Back in southern California, middle of the winter, and its 80°F. Sounds like as good a time as any to take my sister down her first canyon. I chose Little Santa Anita because it sounded like a pleasant beginner canyon that has year-round flowing water. We left the house before 6:30p to miss most of the traffic (the most dangerous obstacle on this canyoning trip...), then drove the main drag through the quaint (for LA) town of Sierra Madre and on to a residential area at the base of the San Gabriels where we parked. The sun rose as we got our gear together and walkers greeted us as they passed. We walked up the trail which contoured into the Little Santa Anita drainage before steadily climbing. It was not even 8am and I could not believe how warm it was! I was sweating! We got expansive views of the enormous LA Basin as it faded into the smog in the distance before the trail finished switchbacking and entered a larger canyon. A well-marked trail led straight to the spring in the valley floor. I was delighted to see fresh flowing water- this canyon would not be as interesting without it. From here we strolled downstream for 5 minutes or so to the first obvious drop and suited up.

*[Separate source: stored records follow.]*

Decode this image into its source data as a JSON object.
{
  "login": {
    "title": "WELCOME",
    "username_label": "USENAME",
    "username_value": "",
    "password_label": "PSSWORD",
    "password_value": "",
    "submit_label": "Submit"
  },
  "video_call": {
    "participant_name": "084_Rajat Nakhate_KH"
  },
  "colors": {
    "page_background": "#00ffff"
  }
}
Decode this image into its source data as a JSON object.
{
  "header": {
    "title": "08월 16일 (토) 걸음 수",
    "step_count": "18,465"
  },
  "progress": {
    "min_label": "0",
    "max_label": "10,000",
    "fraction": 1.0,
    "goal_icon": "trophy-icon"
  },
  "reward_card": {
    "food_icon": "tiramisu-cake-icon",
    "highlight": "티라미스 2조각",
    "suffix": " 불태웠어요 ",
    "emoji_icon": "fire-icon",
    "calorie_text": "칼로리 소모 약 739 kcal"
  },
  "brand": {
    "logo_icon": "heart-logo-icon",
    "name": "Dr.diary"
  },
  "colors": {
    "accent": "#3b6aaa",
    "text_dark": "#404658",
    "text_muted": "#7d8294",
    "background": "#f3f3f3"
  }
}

After a quick crash course in anchors and rappelling I descended the first drop followed by my sister. We easily got in the swing of things and descended several drops in rapid succession. The vegetation was pleasantly lush. It was just a shame the pools were not deeper and there was not more water in the falls. There was also a light use trail which spared us having to bushwhack at all. Between the warmth of the day and the knee-deep pools we really didn't need the wetsuits! Most of the drops were down waterfalls but there were also several awkward boulder choke rappels.








At the end of a nice succession of drops the water sunk into the bedrock and we walked along the dry canyon bottom, working our way past the first exit and several more obstacles. The grand final was a super nice chute waterfall (unfortunately dry) which descended into a fantastic pothole (also unfortunately dry). A few more small obstacles and it become obvious we were well overdue to remove our wetsuits. We walked out the very interesting Sierra Madre Dam and through some exceptionally fancy neighborhoods back to our car. We made great time and finished before lunch. Although it was my sister's first canyon she was a natural at at. Thanks to her for a fun half day out.